In a profile in The Wall Street Journal of Edwin Meese III at ninety-four, James Taranto marks the Supreme Court’s decision in Trump v. Slaughter as the latest entry in a forty-year ledger. On Monday the Court overruled Humphrey’s Executor, the 1935 decision that shielded members of the Federal Trade Commission and other “independent” agencies from at-will removal. The president, the majority held, may fire them. Taranto is correct to credit Meese, whose 1985 address to the American Bar Association called for a “Jurisprudence of Original Intention” and was denounced at the time by Justice Brennan as “arrogance cloaked as humility.” The six-justice conservative bloc that produced Slaughter also produced Loper Bright, overturning Chevron deference; Dobbs, returning the question of abortion to the states; Students for Fair Admissions, ending race-conscious admissions; and Kennedy v. Bremerton, protecting a coach’s post-game prayer. These are not random victories. They are the restoration of a constitutional order that the New Deal and the Warren Court had remade in the image of their policy preferences.
The case for originalism does not depend on which party benefits from it. It rests on the proposition that the Constitution has a fixed meaning, that the document is not infinitely malleable, that it has edges, and that the judge’s task is to find those edges rather than to redraw them. Article II vests the executive power in the President; Humphrey’s Executor carved out exceptions the text does not recognize. Chevron required judges to defer to agency interpretations of “ambiguous” statutes, converting the executive into a lawmaker when Congress had not acted. As Chief Justice Roberts wrote in Loper Bright, “our role is, as always, to independently interpret the statute and effectuate the will of Congress.” The Constitution assigns the making of law to Congress, the execution of law to the President, and the interpretation of law to the courts. For decades those boundaries were blurred. The originalist court has restored them. Meese, asked by Taranto whether originalism is conservative, answered flatly: “They’re either constitutional or not an accurate reflection of the Constitution.” This is fidelity, not partisanship. Slaughter itself illustrates the point: the removal power it recognizes will belong to every future president, of whatever party.

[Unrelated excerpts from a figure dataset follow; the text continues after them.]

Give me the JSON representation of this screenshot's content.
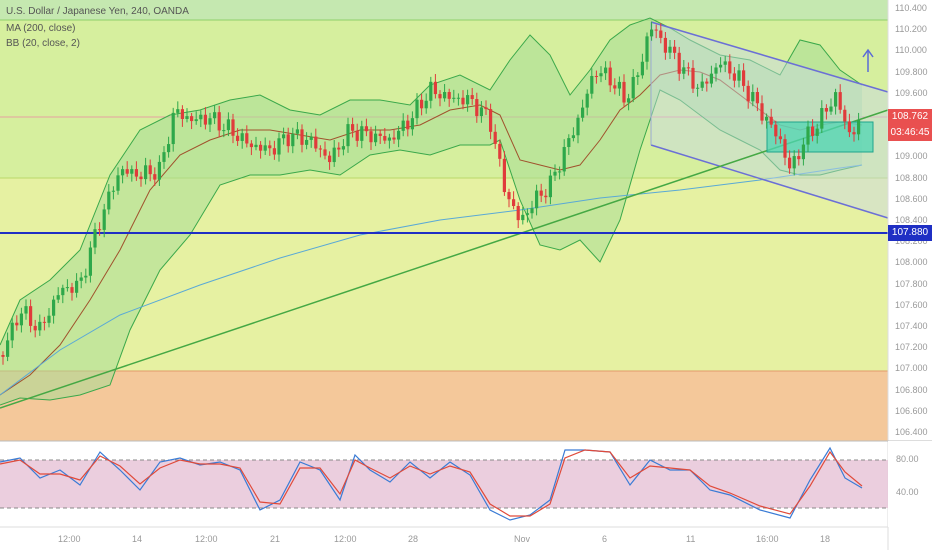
{
  "legend": {
    "symbol": "U.S. Dollar / Japanese Yen, 240, OANDA",
    "ma": "MA (200, close)",
    "bb": "BB (20, close, 2)"
  },
  "price_axis": {
    "labels": [
      "110.400",
      "110.200",
      "110.000",
      "109.800",
      "109.600",
      "109.400",
      "109.200",
      "109.000",
      "108.800",
      "108.600",
      "108.400",
      "108.200",
      "108.000",
      "107.800",
      "107.600",
      "107.400",
      "107.200",
      "107.000",
      "106.800",
      "106.600",
      "106.400"
    ],
    "current_price": "108.762",
    "countdown": "03:46:45",
    "level_line_price": "107.880"
  },
  "time_axis": {
    "labels": [
      "12:00",
      "14",
      "12:00",
      "21",
      "12:00",
      "28",
      "Nov",
      "6",
      "11",
      "16:00",
      "18"
    ]
  },
  "stoch_axis": {
    "labels": [
      "80.00",
      "40.00"
    ]
  },
  "colors": {
    "zone_top": "#c5e8b0",
    "zone_green": "#d8ef9f",
    "zone_yellow": "#e6f09f",
    "zone_orange": "#f4c79a",
    "level_line": "#1f2fc4",
    "channel": "#6b6fd6",
    "bull": "#2ea84a",
    "bear": "#e03b3b",
    "stoch_bg": "#e8c6d6"
  },
  "icons": {
    "arrow": "up-arrow-icon"
  }
}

At eleven weeks she began to bleed.
Her name was Brittany. She had two children at home. The pregnancy had been unplanned, but she had welcomed it. The bleeding did not stop. Her partner drove her forty minutes to the nearest hospital with an obstetric unit. The physicians determined that the pregnancy was nonviable, that the fetus had no chance of survival, and that the tissue remaining in her uterus had set in motion a chain of events that would kill her if the chain were not broken. The procedure her physicians recommended was a dilation and curettage. It is among the most common obstetric interventions. Under the state’s law, which the Court in Dobbs had authorized to take effect, it had become a felony.
The law’s medical-emergency exception was narrow. The hospital’s general counsel required confirmation from the county prosecutor before the procedure could proceed. The county prosecutor, in turn, required documentation that met the statute’s criteria. Brittany lay in a hospital bed. Her hemoglobin fell. Her blood pressure dropped. Her temperature spiked. Her heart rate climbed. The medical staff started intravenous antibiotics, but the source of the infection, the retained tissue, remained. Her kidneys began to fail. Her liver function deteriorated. She grew confused, then incoherent. The county prosecutor withheld authorization. The medical staff watched her slide into septic shock, forbidden by the statute the prosecutor enforced to perform the procedure that would have stopped the cascade. Twenty hours passed. The infection overwhelmed her.
When the procedure was finally approved, the window during which it would have been straightforward had closed. She was too sick for the simple intervention that would have saved her. She required a hysterectomy. She required a ventilator. She required vasopressors to keep her blood pressure high enough to perfuse her organs. She required all of these, and she received them, and none of them were enough. She was taken to surgery. She was then taken to intensive care. She died three days later. The medical examiner listed the cause of death as septic shock secondary to retained products of conception. The state maternal mortality review committee determined that her death was preventable.
The originalist court has not failed. It has succeeded. The order it restores is the order the document describes, the order that was always there for those with eyes to see it: liberty requires structure, structure requires boundaries, and boundaries require someone to enforce them. She has paid.
The order has disclosed where she stood. She stood outside the covenant and the station that the originalist order, faithfully applied, enshrines. The physicians were constrained by the statute; the statute was authorized by the Court; the Court’s order did exactly what it was designed to do. It sorted her outside the wall. She was not of the household whose liberty the Constitution enshrines. The wall is the spine. The wall is the order. The wall is the work.
Brittany is not a tragedy. She is the proof.